To Live in a Dream World

The next eleven days are up there with the most important for nearly every snooker professional.

16 of the world’s best can be safe in the knowledge that they have already achieved the success that will include them in the hat for the sport’s blue riband event.

For everyone else, though, a long, arduous campaign comes down to one final push to gain the honour of descending through the curtain, down the short steps and into the cauldron atmosphere of the Crucible Theatre, surrounded by lights like stars where wishes are made and dreams are born.

So often in the past, the World Championship qualifiers were held in March or even prior to that, resulting in many of the Tour’s members twiddling their thumbs for a significant chunk of the season’s finale having already been dumped out of all that was remaining.
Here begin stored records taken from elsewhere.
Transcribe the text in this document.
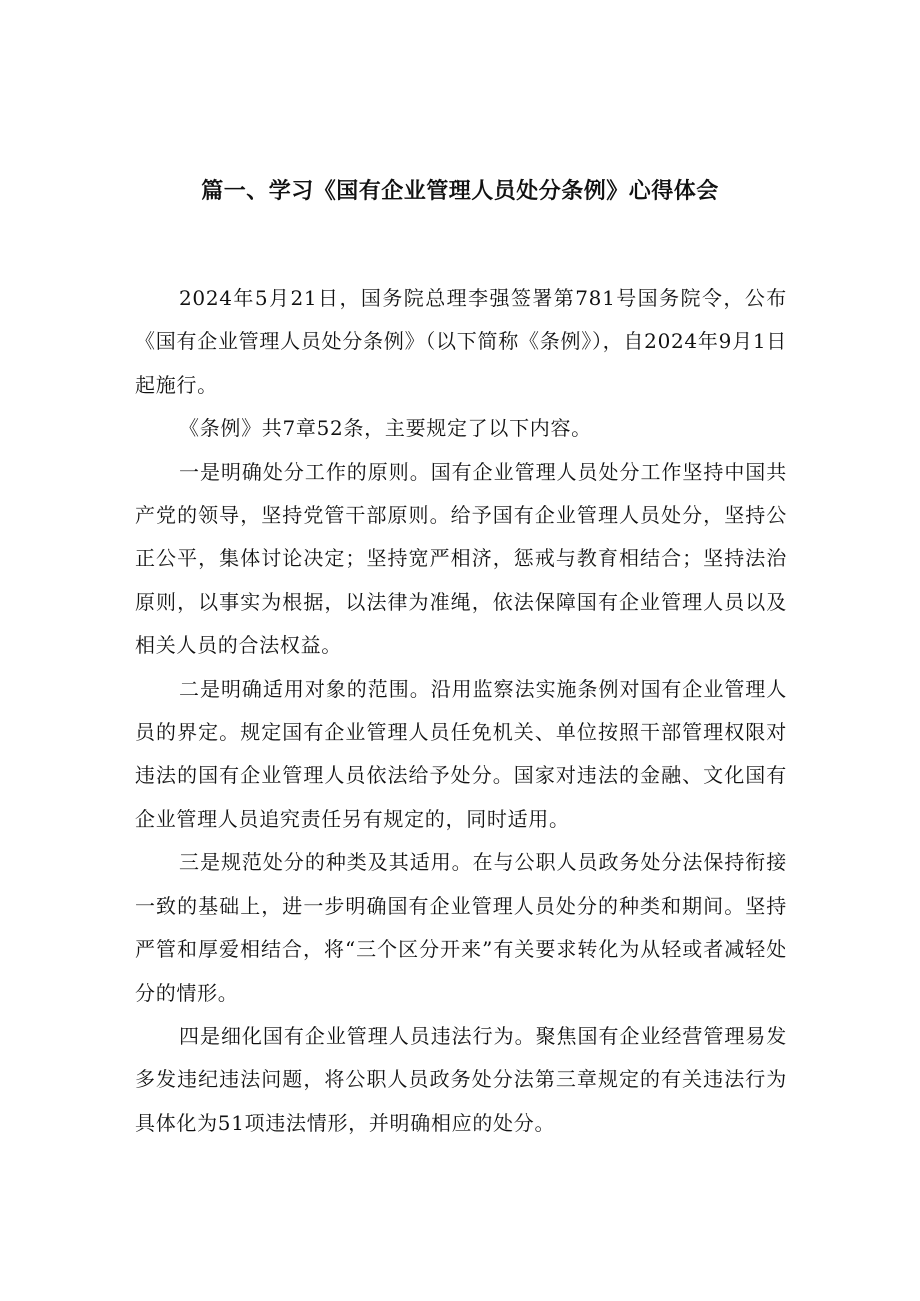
篇一、学习《国有企业管理人员处分条例》心得体会

2024年5月21日，国务院总理李强签署第781号国务院令，公布《国有企业管理人员处分条例》（以下简称《条例》），自2024年9月1日起施行。

《条例》共7章52条，主要规定了以下内容。

一是明确处分工作的原则。国有企业管理人员处分工作坚持中国共产党的领导，坚持党管干部原则。给予国有企业管理人员处分，坚持公正公平，集体讨论决定；坚持宽严相济，惩戒与教育相结合；坚持法治原则，以事实为根据，以法律为准绳，依法保障国有企业管理人员以及相关人员的合法权益。

二是明确适用对象的范围。沿用监察法实施条例对国有企业管理人员的界定。规定国有企业管理人员任免机关、单位按照干部管理权限对违法的国有企业管理人员依法给予处分。国家对违法的金融、文化国有企业管理人员追究责任另有规定的，同时适用。

三是规范处分的种类及其适用。在与公职人员政务处分法保持衔接一致的基础上，进一步明确国有企业管理人员处分的种类和期间。坚持严管和厚爱相结合，将“三个区分开来”有关要求转化为从轻或者减轻处分的情形。

四是细化国有企业管理人员违法行为。聚焦国有企业经营管理易发多发违纪违法问题，将公职人员政务处分法第三章规定的有关违法行为具体化为51项违法情形，并明确相应的处分。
Rescheduling the qualifiers to conclude just one week before the curtains are drawn in Sheffield is a master-stroke that has ensured a month-long bonanza of blood, sweat and tears – culminating, as always, on May’s Bank Holiday Monday.

There are two ways of looking at it from the point of view of a qualifier.

In one sense, it could work to their advantage as, having reached the venue, they will automatically know they are in form and be ready to challenge the game’s elite.

On the other hand, the gruelling nature of the best of 19 qualifying matches, those that can dramatically pass the stroke of midnight on so many occasions, may come back to haunt any concerted challenge deep into the main event itself.

Only two qualifiers have ever come through the field to claim the big prize – Terry Griffiths and Shaun Murphy.

In this particular year, arguably the most competitive in living memory with eight different ranking event champions, the chances of another name being added to that exclusive list is decidedly unlikely, but not impossible.

Only a few days ago, 2002 winner Peter Ebdon unexpectedly claimed the China Open title at the age of 41 having emerged from the qualifying cubicles and suddenly – or, to put it another, more accurate, way, slowly – found the winning formula required to challenge for a major title.

And of course, it is easy to forget that a certain Judd Trump was a qualifier when he launched his unbelievable onslaught at lifting the famous silverware twelve months ago – knocking out defending champion Neil Robertson in the opening round.

Trump was, and is, a rather special case, an enigma or talent that only comes along once in a generation akin to Alex Higgins, Jimmy White and Ronnie O’Sullivan.

Yet, the nature of the calendar is such nowadays that an array of cueists, particularly those that make up the Top 32, will be confident in their own ability following a year that has granted them all an equal opportunity to perform.

Whether there is a champion among them this year is up for debate but, for most, being allowed to strut their stuff in the tight squeeze of the Crucible arena will be reward enough.

21 years after his defining career moment, Liverpool’s John Parrott is coming out of retirement in an attempt to stage a miraculous comeback.

The 47 year-old plays former quarter-finalist Patrick Wallace to open the preliminaries tomorrow and, if he can somehow deviate his way through five matches, he’ll meet old foe Stephen Hendry in the final qualifying round.

In the same section is Joe Delaney, who has enjoyed a decent season on the Irish amateur scene a year after losing his professional status.

These players and a few others like them are off the Tour but are allowed a stab at this event because they continue to pay their member’s fee and in reality, with the exception of maybe David Gray and Justin Astley, none have any hope of embarking on a long, inspired journey to the Crucible or even anywhere near it.

But who cares. Let them try. It is all part of the developing story that will capture the imagination of so many over the coming weeks and will conclude with the 2012 world snooker champion.